Markets

Breakdown of the latest developments on the global exchanges
Dec 4, 2019, 12:00 PM GMT
#TradeWar

Donald Trump Unnerved Markets this Week When He Undervalued the Urgency of the China Trade Deal

While at a meeting with French President Emmanuel Macron in London on Tuesday, Donald Trump spoke about the prospects of an indefinite postponement of the trade deal settlement with China.

His remarks greatly upset markets as major indices and shares tumbled during Tuesday’s trading session after the recent global optimism for the resolution of the international trade uncertainty was promptly thwarted.

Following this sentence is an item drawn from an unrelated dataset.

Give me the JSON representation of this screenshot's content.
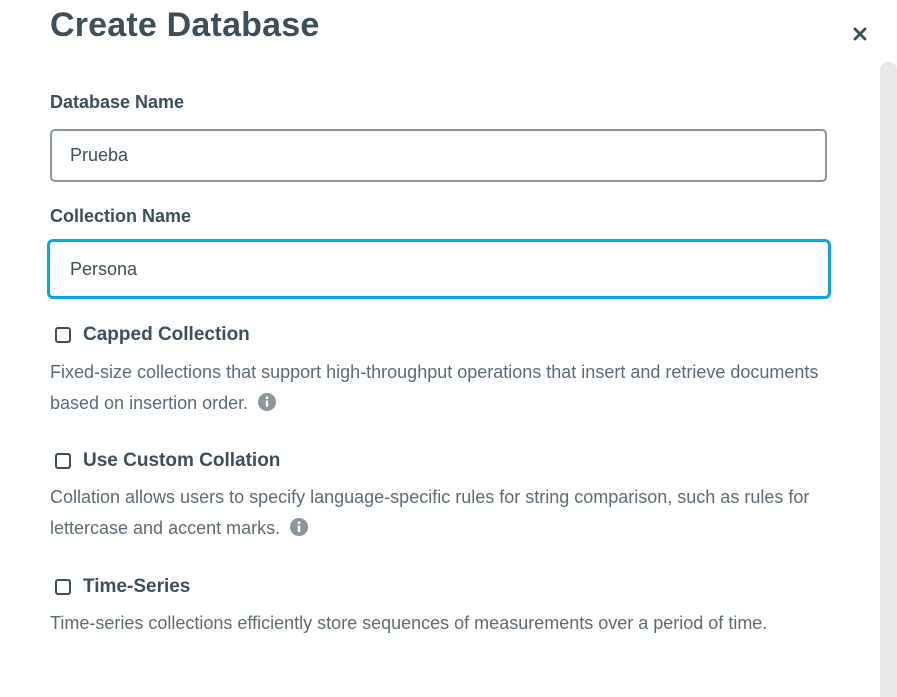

Market analysts fear that the projections for marginal global growth in early 2020 are now once again endangered following Trump’s reinstated policy of tariffs imposition.

To a question by a reporter regarding his opinion of the possibility of settling phase one of the trade deal negations with China by the end of the year, Trump vaguely responded by saying ‘I don’t have a deadline’.

The President was seemingly unmoved by the international panic stemming from the ongoing trade uncertainty globally.

He also said that he would go on with his previous plans to impose a new set of tariffs on China by the 15th of December unless a headway is made in the current negotiations impasse.

In addition to his threats against China, Donald Trump said in Twitter that he is going to impose tariffs on Argentina and Brazil effective immediately, because of ‘massive devaluation of their currencies’.

Moreover, he reinstated his threats to sanction Europe following a recent ruling by the World Trade Organization against the EU over illegal Airbus subsidies.

Trump’s reinstated policy of tariffs imposition globally comes amidst ongoing impeachment probing internally, which makes his decision seem like a political move to gain leverage externally ahead of the 2020 elections.

Meanwhile, according to people familiar with the matter, the House Intelligence Panel in the US found out yesterday that Trump has ‘compromised security in his dealings with Ukraine and intimidated witnesses in its inquiry.

Thus, Trump’s seemingly calm attitude towards the eventual resolution of the China deal in conjunction with his implied readiness to deal with the issue after next year’s elections all seems to indicate his desire to alleviate internal pressure by moving the focus of his impeachment inquiry globally.

This will not be the first time in which he attempts to mix political issues with an economic agenda in order to gain leverage and political support internally. Case in point being his behaviour during the beginning of the trade war – you can read more about it here.

Meanwhile, the S&P 500 index tumbled with over 1.50 per cent this week owing to heightened trade uncertainty.

The index was due for a correction following the establishment of a classic 5-waves Elliott pattern.

If pressures continue to mount, the price is likely to continue tumbling. The first likely support is the price level at 3020.